Senyavin paused, and smiled beatifically out of the screen.
“Inmates. Today is a truly extraordinary day, a propitious day, a day that may well live in history. I want to share with you, with all of you, a few deep truths about our existence here on Russalka, a few revelations that I have recently been blessed by, and that will light all our paths in what must follow.” He clasped his hands together and continued. “I would like you all to ask yourselves a very important question: why are we here?”
“Because we got caught!” shouted one of the men who’d only recently been fighting. Those around him laughed, even those from the opposing gang.

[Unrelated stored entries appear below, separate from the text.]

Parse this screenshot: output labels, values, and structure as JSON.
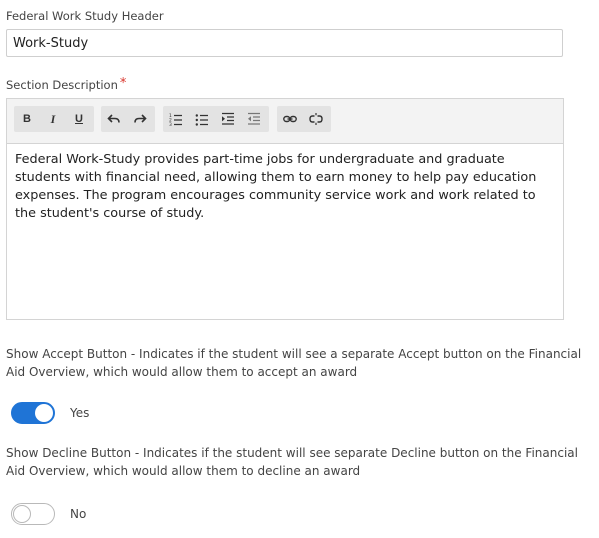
{
  "header_field": {
    "label": "Federal Work Study Header",
    "value": "Work-Study"
  },
  "section_description": {
    "label": "Section Description",
    "required_marker": "*",
    "toolbar": {
      "bold": "B",
      "italic": "I",
      "underline": "U",
      "icons": [
        "undo-icon",
        "redo-icon",
        "ordered-list-icon",
        "unordered-list-icon",
        "indent-icon",
        "outdent-icon",
        "link-icon",
        "unlink-icon"
      ]
    },
    "content": "Federal Work-Study provides part-time jobs for undergraduate and graduate students with financial need, allowing them to earn money to help pay education expenses. The program encourages community service work and work related to the student's course of study."
  },
  "accept_button_setting": {
    "description": "Show Accept Button - Indicates if the student will see a separate Accept button on the Financial Aid Overview, which would allow them to accept an award",
    "enabled": true,
    "state_label": "Yes"
  },
  "decline_button_setting": {
    "description": "Show Decline Button - Indicates if the student will see separate Decline button on the Financial Aid Overview, which would allow them to decline an award",
    "enabled": false,
    "state_label": "No"
  },
  "colors": {
    "toggle_on": "#1f74d6",
    "required": "#d9342b"
  }
}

“Why are we here on this world? Russalka got along perfectly well for untold millions of years all by itself. What did we bring? We brought ourselves. We brought filth. We brought evil. We have taken from this world, and we have given… nothing. Nothing but pollution and corruption and the cancer we call humanity. Oh, we speak of high aims and morality and such, but really, look at us. We are just a virus that spreads across planets. But, and here is the vital point, at least we are a virus that may recognise ourselves as such. I have a dream, a recurring dream. In it, I see us for what we are, a pestilence, and I see you, the inmates of this foul, pus-filled abscess it pleases us to call a correctional facility, as a particularly malignant strain.”
“Insane,” said Tasya.
Katya was watching Dr Durova. She was looking at the back of the governor’s head as if she could see within, to where twisting worms of madness were eating the governor’s mind. Katya knew the doctor was thinking of the Secor reports of clinical paranoia. Durova looked sideways at the security chief, but he was looking straight ahead, his astonishment at his senior officer’s speech apparent in his eyes.